There has been no public notice of Christie’s sentencing. There was no public notice that Christie was about to be sentenced. Assistant United States Attorneys Jay Robinson and Carol Chen are apparently so ashamed of their case that they have taken extraordinary steps to hide the Chrstie matter from public scrutiny. For example, Christie, his attorney Michael Mayock, and friends and relatives of Christie were all instructed by the court not to talk to The Aging Rebel. The prosecutors were also livid about Christie’s appearance in a documentary film that went into production before Christie was indicted and continued in production after Christie’s informal plea deal was negotiated.

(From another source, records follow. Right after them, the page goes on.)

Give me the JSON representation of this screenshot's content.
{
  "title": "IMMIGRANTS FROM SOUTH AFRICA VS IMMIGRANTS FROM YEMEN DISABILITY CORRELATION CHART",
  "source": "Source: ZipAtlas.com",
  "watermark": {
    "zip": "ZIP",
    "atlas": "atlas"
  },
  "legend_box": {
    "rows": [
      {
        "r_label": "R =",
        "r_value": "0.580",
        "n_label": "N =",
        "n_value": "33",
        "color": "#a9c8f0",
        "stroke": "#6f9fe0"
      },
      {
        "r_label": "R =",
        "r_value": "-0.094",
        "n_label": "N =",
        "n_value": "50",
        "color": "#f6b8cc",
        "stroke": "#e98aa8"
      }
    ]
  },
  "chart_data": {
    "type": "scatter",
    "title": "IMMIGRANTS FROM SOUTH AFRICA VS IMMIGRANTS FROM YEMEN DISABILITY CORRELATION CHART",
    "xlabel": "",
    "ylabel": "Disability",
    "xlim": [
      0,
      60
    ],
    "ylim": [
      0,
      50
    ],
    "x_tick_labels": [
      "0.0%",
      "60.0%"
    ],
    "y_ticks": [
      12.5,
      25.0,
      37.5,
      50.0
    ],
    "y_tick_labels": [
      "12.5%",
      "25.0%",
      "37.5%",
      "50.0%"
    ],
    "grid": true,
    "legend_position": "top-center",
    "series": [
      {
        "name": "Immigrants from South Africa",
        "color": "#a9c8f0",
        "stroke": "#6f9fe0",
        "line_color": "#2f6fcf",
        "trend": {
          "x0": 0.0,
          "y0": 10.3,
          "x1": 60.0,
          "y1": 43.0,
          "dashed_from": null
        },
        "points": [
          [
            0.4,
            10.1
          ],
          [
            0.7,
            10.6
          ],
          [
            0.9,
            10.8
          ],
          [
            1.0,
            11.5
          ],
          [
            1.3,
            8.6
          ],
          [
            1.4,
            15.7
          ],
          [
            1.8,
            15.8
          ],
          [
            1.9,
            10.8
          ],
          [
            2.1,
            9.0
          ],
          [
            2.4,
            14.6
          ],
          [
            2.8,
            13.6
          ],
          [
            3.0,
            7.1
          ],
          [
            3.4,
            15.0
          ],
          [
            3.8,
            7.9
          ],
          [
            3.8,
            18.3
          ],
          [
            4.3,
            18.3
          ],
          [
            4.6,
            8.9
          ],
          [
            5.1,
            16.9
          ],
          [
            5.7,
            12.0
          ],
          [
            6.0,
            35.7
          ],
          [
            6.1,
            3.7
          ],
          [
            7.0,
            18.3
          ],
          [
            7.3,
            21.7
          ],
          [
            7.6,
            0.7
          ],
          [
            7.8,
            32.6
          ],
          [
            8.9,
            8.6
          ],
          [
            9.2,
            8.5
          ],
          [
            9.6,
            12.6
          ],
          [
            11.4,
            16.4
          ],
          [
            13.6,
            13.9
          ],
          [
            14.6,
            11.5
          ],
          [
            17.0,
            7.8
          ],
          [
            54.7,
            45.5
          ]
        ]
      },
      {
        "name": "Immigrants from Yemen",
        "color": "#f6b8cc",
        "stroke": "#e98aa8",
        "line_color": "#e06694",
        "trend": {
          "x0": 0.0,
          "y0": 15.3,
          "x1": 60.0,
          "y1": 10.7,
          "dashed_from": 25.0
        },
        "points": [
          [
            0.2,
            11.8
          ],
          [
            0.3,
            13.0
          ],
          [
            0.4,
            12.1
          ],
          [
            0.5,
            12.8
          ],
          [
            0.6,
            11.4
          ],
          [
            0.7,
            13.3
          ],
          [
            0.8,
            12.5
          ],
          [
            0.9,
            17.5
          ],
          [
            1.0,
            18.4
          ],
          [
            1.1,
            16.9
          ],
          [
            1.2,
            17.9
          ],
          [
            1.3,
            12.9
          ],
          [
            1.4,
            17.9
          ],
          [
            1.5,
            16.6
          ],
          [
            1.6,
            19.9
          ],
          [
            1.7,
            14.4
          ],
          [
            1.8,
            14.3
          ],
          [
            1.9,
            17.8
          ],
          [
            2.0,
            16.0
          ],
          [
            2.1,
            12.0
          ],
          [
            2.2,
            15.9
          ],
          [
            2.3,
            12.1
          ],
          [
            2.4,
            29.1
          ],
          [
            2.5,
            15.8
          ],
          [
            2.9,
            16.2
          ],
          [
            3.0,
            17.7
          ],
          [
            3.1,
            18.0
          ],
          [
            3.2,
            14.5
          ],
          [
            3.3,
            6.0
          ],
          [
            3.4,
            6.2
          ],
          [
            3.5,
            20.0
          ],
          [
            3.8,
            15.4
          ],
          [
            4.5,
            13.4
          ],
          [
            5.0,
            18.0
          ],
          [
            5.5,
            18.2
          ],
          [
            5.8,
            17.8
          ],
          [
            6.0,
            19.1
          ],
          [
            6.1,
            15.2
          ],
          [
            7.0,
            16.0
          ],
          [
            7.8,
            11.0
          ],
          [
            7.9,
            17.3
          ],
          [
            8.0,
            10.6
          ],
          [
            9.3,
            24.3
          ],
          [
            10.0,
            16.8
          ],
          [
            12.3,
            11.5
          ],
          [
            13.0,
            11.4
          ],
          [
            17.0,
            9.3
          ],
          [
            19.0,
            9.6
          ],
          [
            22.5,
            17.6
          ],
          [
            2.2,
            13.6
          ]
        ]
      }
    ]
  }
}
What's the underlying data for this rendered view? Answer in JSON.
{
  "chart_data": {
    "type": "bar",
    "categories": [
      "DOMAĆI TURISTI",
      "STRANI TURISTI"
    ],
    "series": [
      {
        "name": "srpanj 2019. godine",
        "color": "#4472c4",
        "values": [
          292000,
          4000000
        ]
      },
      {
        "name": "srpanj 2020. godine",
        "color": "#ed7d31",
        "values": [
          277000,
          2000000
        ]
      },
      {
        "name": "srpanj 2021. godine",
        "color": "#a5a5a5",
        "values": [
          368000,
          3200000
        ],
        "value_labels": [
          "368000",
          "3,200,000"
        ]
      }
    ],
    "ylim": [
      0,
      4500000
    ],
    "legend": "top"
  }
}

After he retired from the Hells Angels and before he was indicted, Christie agreed to appear in a film by the British documentarian Nick Mead. The film was originally conceived as an homage to Easy Rider and would simply follow Christie around the country and record conversations he had about the state of freedom in America. The first of those conversation was with Michael Blake who wrote both the screenplay for Dances With Wolves and the novel on which the film was based.
Christie was indicted shortly after that interview. Mead continued to film and the movie became a record of Christie’s life as the United States Department of Justice tried to crush him. The title of the documentary is The Last American Outlaw. The film includes interviews with Al Cavazos, Wegers and several well informed attorneys about federal racketeering cases brought against motorcycle club members. The author of this page also appears in the film and wrote most of the narration.
Art And Justice
Prosecutors literally tried to blackmail Mead and Christie into locking the film in a box and throwing away the key. Mead cancelled a June screening of the film for potential distributors after prosecutors threatened that they would “make sure Christie gets prison time” if the film “was shown.” Neither Robinson nor Chen has seen the film so their objections obviously say far more about them and their own shame than any opinions Christie or Mead might voice in a thousand films.
Prosecutors spent much of yesterday’s sentencing hearing complaining about the film they have not seen. Prosecutors alleged that it evolved out of the FBI’s pursuit of Christie. Christie explained that the film had started off as something completely unrelated to the state of American justice and its narrative had simply followed a road the FBI and prosecutors made.
Robinson insisted that Judge Wu sentence the 65-year-old Christie to three years in prison.
Obviously even prosecutors understand that federal justice is a lot like sausage. They are afraid people won’t buy it anymore if they get a glimpse of how it’s made.